North Korea skirts US sanctions by secretly selling software around the globe
Fake social media profiles are useful for more than just sowing
political discord among foreign adversaries, as it turns out. A group
linked to the North Korean government has been able to duck existing
sanctions on the country by concealing its true identity and developing
software for clients abroad.
This week, the US Treasury issued sanctions against two tech companies
accused of running cash-generating front operations for North Korea:
Yanbian Silverstar Network Technology or “China Silver Star,” based near
Shenyang, China, and a Russian sister company called Volasys Silver
Star. The Treasury also sanctioned China Silver Star’s North Korean CEO
Jong Song Hwa.
“These actions are intended to stop the flow of illicit revenue to North
Korea from overseas information technology workers disguising their
true identities and hiding behind front companies, aliases, and
third-party nationals,” Treasury Secretary Steven Mnuchin said of the
sanctions.
As the Wall Street Journal reported in a follow-up story, North Korean
operatives advertised with Facebook and LinkedIn profiles, solicited
business with Freelance.com and Upwork, crafted software using Github,
communicated over Slack and accepted compensation with Paypal.
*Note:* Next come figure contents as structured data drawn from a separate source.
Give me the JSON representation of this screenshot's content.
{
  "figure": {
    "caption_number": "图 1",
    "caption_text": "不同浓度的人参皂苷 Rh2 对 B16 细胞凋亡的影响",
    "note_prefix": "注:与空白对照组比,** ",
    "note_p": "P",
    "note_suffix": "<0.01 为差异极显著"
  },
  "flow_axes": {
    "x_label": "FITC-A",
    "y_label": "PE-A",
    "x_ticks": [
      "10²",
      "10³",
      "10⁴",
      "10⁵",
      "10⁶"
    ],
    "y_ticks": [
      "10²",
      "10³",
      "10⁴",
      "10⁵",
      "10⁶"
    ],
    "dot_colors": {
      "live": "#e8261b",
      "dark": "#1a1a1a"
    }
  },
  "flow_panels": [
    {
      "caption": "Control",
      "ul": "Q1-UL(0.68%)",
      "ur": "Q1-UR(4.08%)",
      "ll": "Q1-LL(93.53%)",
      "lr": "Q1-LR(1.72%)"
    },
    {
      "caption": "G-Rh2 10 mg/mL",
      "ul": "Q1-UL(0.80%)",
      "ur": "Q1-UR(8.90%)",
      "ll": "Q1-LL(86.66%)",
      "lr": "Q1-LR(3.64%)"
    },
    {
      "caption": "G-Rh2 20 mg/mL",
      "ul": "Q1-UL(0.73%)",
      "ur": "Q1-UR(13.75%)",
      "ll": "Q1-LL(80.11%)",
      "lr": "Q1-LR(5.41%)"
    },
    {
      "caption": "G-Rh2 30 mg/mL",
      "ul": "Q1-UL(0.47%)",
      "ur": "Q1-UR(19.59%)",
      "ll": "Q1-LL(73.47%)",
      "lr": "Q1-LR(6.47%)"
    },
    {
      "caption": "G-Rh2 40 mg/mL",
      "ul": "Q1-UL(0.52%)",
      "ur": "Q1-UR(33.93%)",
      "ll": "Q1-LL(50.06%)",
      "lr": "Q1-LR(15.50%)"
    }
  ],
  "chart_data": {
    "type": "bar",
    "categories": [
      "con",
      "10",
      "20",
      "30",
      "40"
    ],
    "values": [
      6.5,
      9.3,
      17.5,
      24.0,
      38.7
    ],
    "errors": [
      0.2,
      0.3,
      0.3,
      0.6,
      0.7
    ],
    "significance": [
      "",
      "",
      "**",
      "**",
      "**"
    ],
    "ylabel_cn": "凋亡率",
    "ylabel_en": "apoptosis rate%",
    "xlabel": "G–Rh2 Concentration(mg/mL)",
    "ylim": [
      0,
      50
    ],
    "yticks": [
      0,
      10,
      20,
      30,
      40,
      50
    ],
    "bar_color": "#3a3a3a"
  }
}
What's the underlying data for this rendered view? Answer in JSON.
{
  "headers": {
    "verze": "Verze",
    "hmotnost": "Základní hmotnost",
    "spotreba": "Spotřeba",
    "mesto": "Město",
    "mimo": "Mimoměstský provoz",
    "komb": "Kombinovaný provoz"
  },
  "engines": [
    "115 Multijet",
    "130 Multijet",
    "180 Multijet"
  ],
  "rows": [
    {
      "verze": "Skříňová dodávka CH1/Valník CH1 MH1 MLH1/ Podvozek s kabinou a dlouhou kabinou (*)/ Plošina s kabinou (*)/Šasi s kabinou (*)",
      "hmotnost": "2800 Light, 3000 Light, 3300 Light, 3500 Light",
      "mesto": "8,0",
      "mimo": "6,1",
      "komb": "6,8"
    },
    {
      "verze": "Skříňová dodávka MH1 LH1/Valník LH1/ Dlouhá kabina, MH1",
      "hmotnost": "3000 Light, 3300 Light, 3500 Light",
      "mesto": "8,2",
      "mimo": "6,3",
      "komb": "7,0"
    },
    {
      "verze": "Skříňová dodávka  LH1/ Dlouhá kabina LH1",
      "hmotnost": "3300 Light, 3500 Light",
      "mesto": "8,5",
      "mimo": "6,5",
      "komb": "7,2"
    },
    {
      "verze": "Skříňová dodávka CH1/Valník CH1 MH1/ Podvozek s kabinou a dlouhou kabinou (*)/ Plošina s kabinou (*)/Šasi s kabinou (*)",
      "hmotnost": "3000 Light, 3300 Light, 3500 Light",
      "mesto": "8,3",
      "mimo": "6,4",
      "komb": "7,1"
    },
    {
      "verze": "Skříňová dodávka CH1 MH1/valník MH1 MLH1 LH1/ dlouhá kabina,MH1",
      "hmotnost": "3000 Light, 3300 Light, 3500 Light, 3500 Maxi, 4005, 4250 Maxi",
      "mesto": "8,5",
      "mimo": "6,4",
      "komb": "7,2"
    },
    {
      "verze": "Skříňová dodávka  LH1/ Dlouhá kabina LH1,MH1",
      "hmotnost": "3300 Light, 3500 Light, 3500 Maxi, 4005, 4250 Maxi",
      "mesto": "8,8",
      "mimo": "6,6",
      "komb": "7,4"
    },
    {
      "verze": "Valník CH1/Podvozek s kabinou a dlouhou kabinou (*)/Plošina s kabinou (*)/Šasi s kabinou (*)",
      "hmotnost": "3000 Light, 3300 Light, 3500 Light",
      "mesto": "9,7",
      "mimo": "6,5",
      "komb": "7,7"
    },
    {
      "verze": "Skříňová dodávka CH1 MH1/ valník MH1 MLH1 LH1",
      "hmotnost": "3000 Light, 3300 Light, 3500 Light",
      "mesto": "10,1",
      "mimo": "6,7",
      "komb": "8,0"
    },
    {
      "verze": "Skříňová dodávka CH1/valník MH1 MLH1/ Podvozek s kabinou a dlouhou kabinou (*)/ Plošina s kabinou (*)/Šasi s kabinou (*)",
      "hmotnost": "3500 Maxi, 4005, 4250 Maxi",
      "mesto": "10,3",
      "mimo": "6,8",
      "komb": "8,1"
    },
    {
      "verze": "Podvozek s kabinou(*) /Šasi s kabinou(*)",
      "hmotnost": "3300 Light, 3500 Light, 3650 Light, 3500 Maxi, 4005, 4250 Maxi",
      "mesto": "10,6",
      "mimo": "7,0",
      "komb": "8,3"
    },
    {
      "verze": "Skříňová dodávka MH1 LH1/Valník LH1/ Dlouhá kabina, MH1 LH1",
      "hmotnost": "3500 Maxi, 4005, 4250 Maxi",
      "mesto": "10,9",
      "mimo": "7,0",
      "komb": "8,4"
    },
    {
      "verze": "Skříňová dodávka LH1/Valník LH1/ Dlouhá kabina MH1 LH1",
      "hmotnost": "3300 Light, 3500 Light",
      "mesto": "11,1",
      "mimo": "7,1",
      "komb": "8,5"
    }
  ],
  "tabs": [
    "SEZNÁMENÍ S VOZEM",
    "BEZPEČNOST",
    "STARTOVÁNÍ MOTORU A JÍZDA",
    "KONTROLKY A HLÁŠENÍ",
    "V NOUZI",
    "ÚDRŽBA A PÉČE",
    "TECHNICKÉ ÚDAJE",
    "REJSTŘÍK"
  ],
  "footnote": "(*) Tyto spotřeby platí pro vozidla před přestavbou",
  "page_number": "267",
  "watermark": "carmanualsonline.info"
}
The
country appears to be encountering little resistance putting tech
platforms built by US companies to work building software including
“mobile games, apps, [and] bots” for unwitting clients abroad.
The US Treasury issued its first warnings of secret North Korean
software development scheme in July, though did not provide many details
at the time. The Wall Street Journal was able to identify “tens of
thousands” of dollars stemming from the Chinese front company, though
that’s only a representative sample. The company worked as a middleman,
contracting its work out to software developers around the globe and
then denying payment for their services.
Facebook suspended many suspicious accounts linked to the scheme after
they were identified by the Wall Street Journal, including one for
“Everyday-Dude.com”:
“A Facebook page for Everyday-Dude.com, showing packages with
hundreds of programs, was taken down minutes later as a reporter was
viewing it. Pages of some of the account’s more than 1,000 Facebook
friends also subsequently disappeared…
“[Facebook] suspended numerous North Korea-linked accounts
identified by the Journal, including one that Facebook said appeared not
to belong to a real person. After it closed that account, another
profile, with identical friends and photos, soon popped up.”
Linkedin and Upwork similarly removed accounts linked to the North Korean operations.
Beyond the consequences for international relations, software
surreptitiously sold by the North Korean government poses considerable
security risks. According to the Treasury, the North Korean government
makes money off of a “range of IT services and products abroad”
including “website and app development, security software, and biometric
identification software that have military and law enforcement
applications.” For companies unwittingly buying North Korea-made
software, the potential for malware that could give the isolated nation
eyes and ears beyond its borders is high, particularly given that the
country has already demonstrated its offensive cyber capabilities.
Between that and sanctions against doing business with the country,
Mnuchin urges the information technology industry and other businesses
to exercise awareness of the ongoing scheme to avoid accidentally
contracting with North Korea on tech-related projects.